Not every project needs every module. midi2 is designed for incremental adoption:

midi2_msg.h          Always needed. Header-only, zero cost.
  |
  +-- midi2_dispatch   Add if you want typed UMP callbacks.
  +-- midi2_proc       Add if you need SysEx reassembly or group filtering.
  +-- midi2_conv       Add if you receive MIDI 1.0 byte streams (Serial/DIN).
  +-- midi2_ci_msg     Add if you handle MIDI-CI messages.
       |
       +-- midi2_ci_dispatch  Add if you want typed CI callbacks.
       +-- midi2_ci           Add if you want a convenience CI responder.

Spec coverage

midi2 covers the two core MIDI 2.0 specifications that define data formats and protocols:

Spec Document Coverage
M2-104-UM v1.1.2 UMP Format & MIDI 2.0 Protocol 100% -- all message types (MT 0x0-0xF)
M2-101-UM v1.2 MIDI-CI 100% -- all 31 message types, 4 categories
M2-115-U v1.0.2 Bit Scaling and Resolution 100% -- round-trip safe value scaling
M2-116-U v1.0 MIDI Clip File Partial -- Delta Clockstamp, Start/End of Clip

What midi2 deliberately does NOT cover

These are responsibilities of other layers, not portable C infrastructure:

  • Transports (USB-MIDI 2.0, Network MIDI 2.0 UDP, BLE MIDI) -- handled by transport libraries like TinyUSB
  • PE Resource schemas (M2-105 through M2-112, M2-117) -- JSON content for Property Exchange. midi2 provides the PE message transport; the JSON schemas are application-level
  • Profile behavior (M2-113, M2-118 through M2-125) -- how a device behaves when a Profile is enabled. midi2 provides the Profile negotiation messages; the behavior is application-level
  • JSON parsing -- Property Exchange headers use JSON. Parsing JSON is out of scope for a zero-allocation embedded library.
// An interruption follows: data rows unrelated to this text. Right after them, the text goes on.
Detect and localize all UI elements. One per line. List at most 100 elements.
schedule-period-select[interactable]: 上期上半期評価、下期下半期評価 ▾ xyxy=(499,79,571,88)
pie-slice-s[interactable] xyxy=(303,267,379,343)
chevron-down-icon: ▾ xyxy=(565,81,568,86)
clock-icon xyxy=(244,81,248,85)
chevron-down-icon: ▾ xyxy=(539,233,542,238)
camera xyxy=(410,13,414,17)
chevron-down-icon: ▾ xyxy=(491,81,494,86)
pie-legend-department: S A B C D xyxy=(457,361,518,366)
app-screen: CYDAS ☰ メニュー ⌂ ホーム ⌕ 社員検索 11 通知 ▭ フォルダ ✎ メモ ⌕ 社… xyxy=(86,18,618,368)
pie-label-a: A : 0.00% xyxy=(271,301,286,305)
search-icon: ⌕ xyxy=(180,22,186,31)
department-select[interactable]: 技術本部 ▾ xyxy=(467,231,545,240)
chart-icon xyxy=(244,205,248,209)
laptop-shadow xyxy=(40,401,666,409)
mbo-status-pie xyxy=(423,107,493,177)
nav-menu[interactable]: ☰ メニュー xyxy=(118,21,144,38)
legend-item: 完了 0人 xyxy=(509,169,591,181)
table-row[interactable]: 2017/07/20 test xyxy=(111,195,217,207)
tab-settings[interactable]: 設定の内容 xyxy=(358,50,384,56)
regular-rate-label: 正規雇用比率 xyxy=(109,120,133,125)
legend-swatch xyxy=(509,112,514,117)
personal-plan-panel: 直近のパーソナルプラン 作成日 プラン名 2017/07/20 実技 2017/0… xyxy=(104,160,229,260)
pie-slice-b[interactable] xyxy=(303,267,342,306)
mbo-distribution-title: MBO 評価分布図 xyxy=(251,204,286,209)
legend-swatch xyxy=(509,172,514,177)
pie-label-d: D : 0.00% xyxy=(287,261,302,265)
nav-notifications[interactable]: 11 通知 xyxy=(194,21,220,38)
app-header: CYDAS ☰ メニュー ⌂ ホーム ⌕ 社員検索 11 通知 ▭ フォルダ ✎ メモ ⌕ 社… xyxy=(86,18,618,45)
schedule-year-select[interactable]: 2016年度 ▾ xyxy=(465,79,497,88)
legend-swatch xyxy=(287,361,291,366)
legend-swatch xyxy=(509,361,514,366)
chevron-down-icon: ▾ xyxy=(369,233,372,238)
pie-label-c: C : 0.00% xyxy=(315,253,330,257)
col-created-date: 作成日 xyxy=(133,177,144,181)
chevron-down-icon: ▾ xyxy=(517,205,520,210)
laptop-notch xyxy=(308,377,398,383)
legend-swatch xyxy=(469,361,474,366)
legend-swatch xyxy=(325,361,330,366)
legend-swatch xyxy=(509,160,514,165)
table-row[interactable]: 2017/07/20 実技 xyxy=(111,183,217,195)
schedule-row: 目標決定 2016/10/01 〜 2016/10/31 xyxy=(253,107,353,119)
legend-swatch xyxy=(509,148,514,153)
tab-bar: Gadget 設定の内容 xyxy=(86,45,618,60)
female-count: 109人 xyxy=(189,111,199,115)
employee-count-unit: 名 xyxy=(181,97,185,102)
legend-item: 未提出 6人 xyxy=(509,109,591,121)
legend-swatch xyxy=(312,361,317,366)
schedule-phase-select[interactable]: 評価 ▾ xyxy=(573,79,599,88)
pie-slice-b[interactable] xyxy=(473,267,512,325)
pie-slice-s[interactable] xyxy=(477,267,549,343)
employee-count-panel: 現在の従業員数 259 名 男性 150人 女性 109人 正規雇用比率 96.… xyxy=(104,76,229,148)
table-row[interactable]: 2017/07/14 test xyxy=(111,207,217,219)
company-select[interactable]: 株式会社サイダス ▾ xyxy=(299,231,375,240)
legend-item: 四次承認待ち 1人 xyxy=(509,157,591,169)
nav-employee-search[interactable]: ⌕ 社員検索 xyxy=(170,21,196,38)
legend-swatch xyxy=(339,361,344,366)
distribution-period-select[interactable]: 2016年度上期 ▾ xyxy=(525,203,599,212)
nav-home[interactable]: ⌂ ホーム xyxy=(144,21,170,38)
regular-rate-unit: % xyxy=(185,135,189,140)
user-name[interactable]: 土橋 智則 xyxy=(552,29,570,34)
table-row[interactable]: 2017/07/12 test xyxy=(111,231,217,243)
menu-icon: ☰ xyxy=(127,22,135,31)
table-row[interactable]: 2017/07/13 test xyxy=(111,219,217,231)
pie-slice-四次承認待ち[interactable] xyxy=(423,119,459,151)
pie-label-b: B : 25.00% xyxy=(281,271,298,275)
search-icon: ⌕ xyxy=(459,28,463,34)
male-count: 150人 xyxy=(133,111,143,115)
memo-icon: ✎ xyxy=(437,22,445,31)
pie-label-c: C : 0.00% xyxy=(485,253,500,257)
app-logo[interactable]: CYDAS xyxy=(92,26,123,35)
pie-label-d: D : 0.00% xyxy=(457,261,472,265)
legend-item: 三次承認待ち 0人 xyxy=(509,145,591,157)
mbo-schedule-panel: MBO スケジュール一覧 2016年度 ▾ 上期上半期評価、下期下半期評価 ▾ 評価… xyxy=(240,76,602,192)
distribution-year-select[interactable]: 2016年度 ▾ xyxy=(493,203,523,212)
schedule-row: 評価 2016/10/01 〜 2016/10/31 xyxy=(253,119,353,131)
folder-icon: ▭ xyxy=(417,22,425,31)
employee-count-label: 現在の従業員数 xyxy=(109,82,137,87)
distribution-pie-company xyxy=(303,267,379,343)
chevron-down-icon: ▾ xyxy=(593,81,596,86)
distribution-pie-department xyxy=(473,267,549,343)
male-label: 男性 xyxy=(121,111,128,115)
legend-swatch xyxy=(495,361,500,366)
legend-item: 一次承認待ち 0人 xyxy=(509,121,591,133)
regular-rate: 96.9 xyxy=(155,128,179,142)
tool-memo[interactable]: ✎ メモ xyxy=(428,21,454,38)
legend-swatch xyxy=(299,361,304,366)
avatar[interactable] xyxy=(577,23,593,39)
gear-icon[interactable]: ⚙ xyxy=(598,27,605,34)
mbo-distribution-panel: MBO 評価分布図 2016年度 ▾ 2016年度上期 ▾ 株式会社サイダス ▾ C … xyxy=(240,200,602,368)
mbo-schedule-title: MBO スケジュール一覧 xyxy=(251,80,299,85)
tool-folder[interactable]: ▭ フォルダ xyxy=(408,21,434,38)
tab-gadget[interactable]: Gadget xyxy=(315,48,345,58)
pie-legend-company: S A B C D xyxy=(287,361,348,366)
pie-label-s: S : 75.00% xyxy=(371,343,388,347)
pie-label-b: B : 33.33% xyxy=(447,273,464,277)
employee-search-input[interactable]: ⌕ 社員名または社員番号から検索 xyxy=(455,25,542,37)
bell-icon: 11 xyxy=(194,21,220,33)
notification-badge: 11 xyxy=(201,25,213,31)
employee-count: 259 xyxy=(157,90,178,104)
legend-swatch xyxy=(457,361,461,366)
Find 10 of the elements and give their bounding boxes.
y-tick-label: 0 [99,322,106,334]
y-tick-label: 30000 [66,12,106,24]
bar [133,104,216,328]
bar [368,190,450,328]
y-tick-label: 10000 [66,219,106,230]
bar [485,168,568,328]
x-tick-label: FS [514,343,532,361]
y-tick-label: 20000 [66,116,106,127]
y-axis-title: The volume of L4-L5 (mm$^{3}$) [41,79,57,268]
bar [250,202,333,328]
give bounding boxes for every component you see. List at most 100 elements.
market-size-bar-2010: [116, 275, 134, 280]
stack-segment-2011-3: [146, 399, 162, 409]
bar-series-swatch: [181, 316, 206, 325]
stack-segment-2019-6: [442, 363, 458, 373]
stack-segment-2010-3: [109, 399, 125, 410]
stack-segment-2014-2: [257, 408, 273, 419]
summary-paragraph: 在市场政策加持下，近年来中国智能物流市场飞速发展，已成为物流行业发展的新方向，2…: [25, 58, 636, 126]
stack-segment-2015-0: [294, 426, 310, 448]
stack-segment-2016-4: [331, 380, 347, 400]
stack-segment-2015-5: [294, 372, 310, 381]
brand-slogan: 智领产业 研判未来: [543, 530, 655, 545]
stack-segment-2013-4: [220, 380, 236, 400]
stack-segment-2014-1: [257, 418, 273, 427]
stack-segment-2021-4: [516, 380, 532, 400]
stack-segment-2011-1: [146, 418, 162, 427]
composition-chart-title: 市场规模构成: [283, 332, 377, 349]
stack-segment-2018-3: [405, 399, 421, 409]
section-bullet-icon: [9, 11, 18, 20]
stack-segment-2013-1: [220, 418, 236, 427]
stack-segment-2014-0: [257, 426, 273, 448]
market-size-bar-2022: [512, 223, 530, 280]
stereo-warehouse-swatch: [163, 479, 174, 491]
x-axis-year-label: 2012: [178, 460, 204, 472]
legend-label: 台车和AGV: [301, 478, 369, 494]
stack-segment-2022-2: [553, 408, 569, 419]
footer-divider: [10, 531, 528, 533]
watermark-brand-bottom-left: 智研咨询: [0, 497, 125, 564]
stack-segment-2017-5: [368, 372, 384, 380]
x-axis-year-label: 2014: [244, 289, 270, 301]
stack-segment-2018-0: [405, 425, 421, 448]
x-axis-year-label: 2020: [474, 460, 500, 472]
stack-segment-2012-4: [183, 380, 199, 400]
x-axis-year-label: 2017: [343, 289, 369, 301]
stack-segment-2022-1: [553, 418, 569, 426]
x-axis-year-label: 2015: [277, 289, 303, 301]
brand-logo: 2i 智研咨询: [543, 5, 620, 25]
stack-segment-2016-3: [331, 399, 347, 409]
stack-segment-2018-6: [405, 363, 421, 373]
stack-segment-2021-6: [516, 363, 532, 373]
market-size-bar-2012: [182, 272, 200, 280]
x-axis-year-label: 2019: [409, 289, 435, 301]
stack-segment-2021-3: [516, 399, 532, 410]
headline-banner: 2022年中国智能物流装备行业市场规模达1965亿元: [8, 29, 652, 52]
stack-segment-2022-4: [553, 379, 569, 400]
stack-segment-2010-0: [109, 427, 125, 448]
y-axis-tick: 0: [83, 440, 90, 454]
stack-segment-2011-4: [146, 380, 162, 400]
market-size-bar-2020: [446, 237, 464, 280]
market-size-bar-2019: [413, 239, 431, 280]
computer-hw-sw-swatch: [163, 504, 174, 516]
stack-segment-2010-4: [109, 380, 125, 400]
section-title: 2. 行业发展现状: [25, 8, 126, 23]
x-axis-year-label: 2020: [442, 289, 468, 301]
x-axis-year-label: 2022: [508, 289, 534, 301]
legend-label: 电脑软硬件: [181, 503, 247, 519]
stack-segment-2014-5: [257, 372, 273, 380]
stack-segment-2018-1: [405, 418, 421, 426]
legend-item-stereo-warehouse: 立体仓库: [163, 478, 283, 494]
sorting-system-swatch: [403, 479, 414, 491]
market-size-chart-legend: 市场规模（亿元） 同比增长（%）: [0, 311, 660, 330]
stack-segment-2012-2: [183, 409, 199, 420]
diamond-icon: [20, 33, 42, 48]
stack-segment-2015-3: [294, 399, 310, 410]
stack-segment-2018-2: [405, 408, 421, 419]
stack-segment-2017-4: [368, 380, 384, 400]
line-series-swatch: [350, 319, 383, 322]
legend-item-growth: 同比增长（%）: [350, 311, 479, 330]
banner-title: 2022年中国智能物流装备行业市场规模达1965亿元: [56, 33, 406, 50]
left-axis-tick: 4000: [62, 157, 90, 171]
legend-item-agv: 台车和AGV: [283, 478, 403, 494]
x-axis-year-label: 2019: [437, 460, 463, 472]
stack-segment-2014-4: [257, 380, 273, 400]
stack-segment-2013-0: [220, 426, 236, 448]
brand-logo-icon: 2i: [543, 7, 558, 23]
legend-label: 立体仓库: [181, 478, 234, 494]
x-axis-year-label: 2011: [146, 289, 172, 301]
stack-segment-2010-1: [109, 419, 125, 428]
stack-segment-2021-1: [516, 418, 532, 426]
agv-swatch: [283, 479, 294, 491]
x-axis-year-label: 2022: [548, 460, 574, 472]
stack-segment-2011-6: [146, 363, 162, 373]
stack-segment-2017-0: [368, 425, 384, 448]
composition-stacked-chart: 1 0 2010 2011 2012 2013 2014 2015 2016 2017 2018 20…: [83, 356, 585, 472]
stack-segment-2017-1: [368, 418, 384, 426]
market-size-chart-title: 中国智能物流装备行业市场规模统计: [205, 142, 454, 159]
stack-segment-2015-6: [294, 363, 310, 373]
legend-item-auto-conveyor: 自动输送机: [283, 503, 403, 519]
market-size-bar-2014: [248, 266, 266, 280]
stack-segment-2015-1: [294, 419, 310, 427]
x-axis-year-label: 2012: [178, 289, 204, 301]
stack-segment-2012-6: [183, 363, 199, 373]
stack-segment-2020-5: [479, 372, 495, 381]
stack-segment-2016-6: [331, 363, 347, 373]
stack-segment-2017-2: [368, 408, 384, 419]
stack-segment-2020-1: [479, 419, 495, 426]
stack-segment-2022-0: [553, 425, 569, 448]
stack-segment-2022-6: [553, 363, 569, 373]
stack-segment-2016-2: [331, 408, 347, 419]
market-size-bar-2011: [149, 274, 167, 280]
Use a JSON parser of your choice at the platform layer

Design

  • C99 -- any compiler, any platform
  • Zero allocation -- no malloc, no free, no hidden heap usage
  • Caller owns all memory -- buffers and arrays passed at init
  • Stateless where possible -- midi2_msg is 100% stateless
  • Error codes, not silent failures -- functions report what happened
  • Portable -- only stdint.h, stdbool.h, string.h. Runs on AVR, ARM, x86, RISC-V
  • Spec-complete -- covers 100% of core MIDI 2.0 data formats and protocols

Sponsor

If midi2 is useful to your project, consider sponsoring the development. Sponsorship helps fund hardware for testing, spec access, and continued maintenance across platforms.

License

MIT -- free for commercial and open-source use.